Kasus Penjualan LPG Tanpa Ijin, Kuasa Hukum Terdakwa, “Purnama Tak Layak di Pidanakan”

DEMAK (iPOLICENews) – Kuasa Hukum Muh Purnama yang terjerat kasus penjualan LPG tanpa ijin menilai penerapan unsur dalam dakwaan Jaksa Penuntut Umum ( JPU) tidak sesuai,  dan memohon kepada Majelis Hakim Pengadilan Negeri Kelas 1B Demak yang memeriksa dan mengadili perkara agar membebaskan kliennya dari segala dakwaan, karena dakwaan Jaksa Penuntut Umum mengandung kekeliruan sehingga menjadi cacat formal sebagaimana diatur dalam Pasal 143 ayat (3) KUHP, surat dakwaan tersebut batal demi hukum.

Permohonan tersebut tertuang dalam eksepsi (nota keberatan) yang dibacakan Advokat Gijanto dalam persidangan kedua di Pengadilan Negeri Demak, Rabu (29/09/21) sebagai sanggahan atas dakwaan yang diajukan Jaksa Penuntut Umum dari Kejari Demak.

Dalam persidangan sebelumnya, 22 September 2021, Jaksa Penuntut Umum mendakwa Muh Purnama Bin Hani (51 tahun), warga Desa Kemiri RT 01/ RW 04 Kecamatan Gubuk, Kabupaten Grobogan dengan 2 pasal. Dalam dakwaannya, Jaksa Penuntut Umum menyatakan, terdakwa pada 11 Juni 2021 di Desa Mangunan Lor, Kecamatan Kebon Agung, Demak, telah menyalahgunakan Pengangkutan dan/atau Niaga Bahan Bakar Minyak, Bahan Bakar Gas, dan/atau liquefied petroleum gas yang disubsidi Pemerintah.
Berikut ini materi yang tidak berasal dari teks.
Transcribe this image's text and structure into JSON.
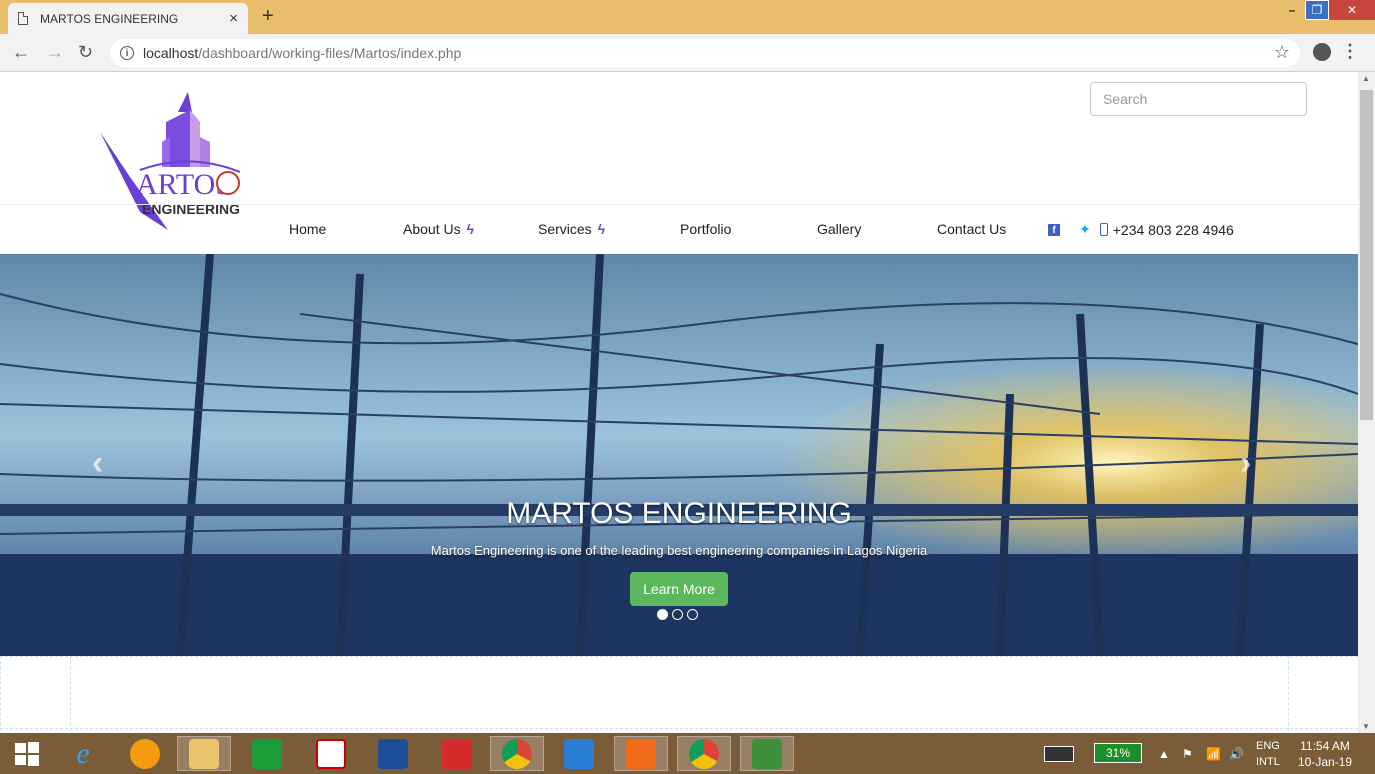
{
  "browser": {
    "tab_title": "MARTOS ENGINEERING",
    "tab_close": "×",
    "new_tab": "+",
    "url_host": "localhost",
    "url_path": "/dashboard/working-files/Martos/index.php",
    "window_min": "–",
    "window_max": "❐",
    "window_close": "✕"
  },
  "site": {
    "logo_text": "ARTOS",
    "logo_sub": "ENGINEERING",
    "search_placeholder": "Search",
    "nav": {
      "home": "Home",
      "about": "About Us",
      "services": "Services",
      "portfolio": "Portfolio",
      "gallery": "Gallery",
      "contact": "Contact Us"
    },
    "phone": "+234 803 228 4946",
    "colors": {
      "accent": "#6a3fd6",
      "button": "#5cb85c",
      "facebook": "#3b5ec8",
      "twitter": "#1da1f2"
    }
  },
  "hero": {
    "title": "MARTOS ENGINEERING",
    "subtitle": "Martos Engineering is one of the leading best engineering companies in Lagos Nigeria",
    "button": "Learn More",
    "slides": 3,
    "active_slide": 1,
    "prev": "‹",
    "next": "›"
  },
  "taskbar": {
    "battery": "31%",
    "lang_line1": "ENG",
    "lang_line2": "INTL",
    "time": "11:54 AM",
    "date": "10-Jan-19",
    "apps": [
      "start-icon",
      "ie-icon",
      "headphones-icon",
      "file-explorer-icon",
      "store-icon",
      "adobe-icon",
      "lenovo-icon",
      "box-icon",
      "chrome-icon",
      "brackets-icon",
      "xampp-icon",
      "chrome-icon",
      "app-icon"
    ]
  }
}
Terdakwa menyuruh Bambang Lesmono untuk mengantarkan/ menjual Tabung Gas LPG 3kg yang bersubsidi ( dari Semarang) untuk dijual ke daerah Kabupaten Demak, tepat di Desa Mangunan Lor, Kecamatan Kebonagung, Kabupaten Demak. Bambang Lesmono mengangkat/ membawa 112 Tabung Gas LPG 3kg bersubsidi dari kios milik terdakwa dengan mobil Pick Up Suzuki K 9709 EP.

Pada saat melakukan transaksi penjualan Bambang Lesmono didatangi dua anggota Sat Reskrim Polres Demak, Suharno dan Eko Sufianto menanyakan izin pengangkutan dan izin niaga Gas LPG 3kg bersubsidi. Karena tidak bisa menunjukkan izin, mobil yang bermuatan LPG 3 kg itu dibawa ke Mapolres Demak untuk pemeriksaan lebih lanjut.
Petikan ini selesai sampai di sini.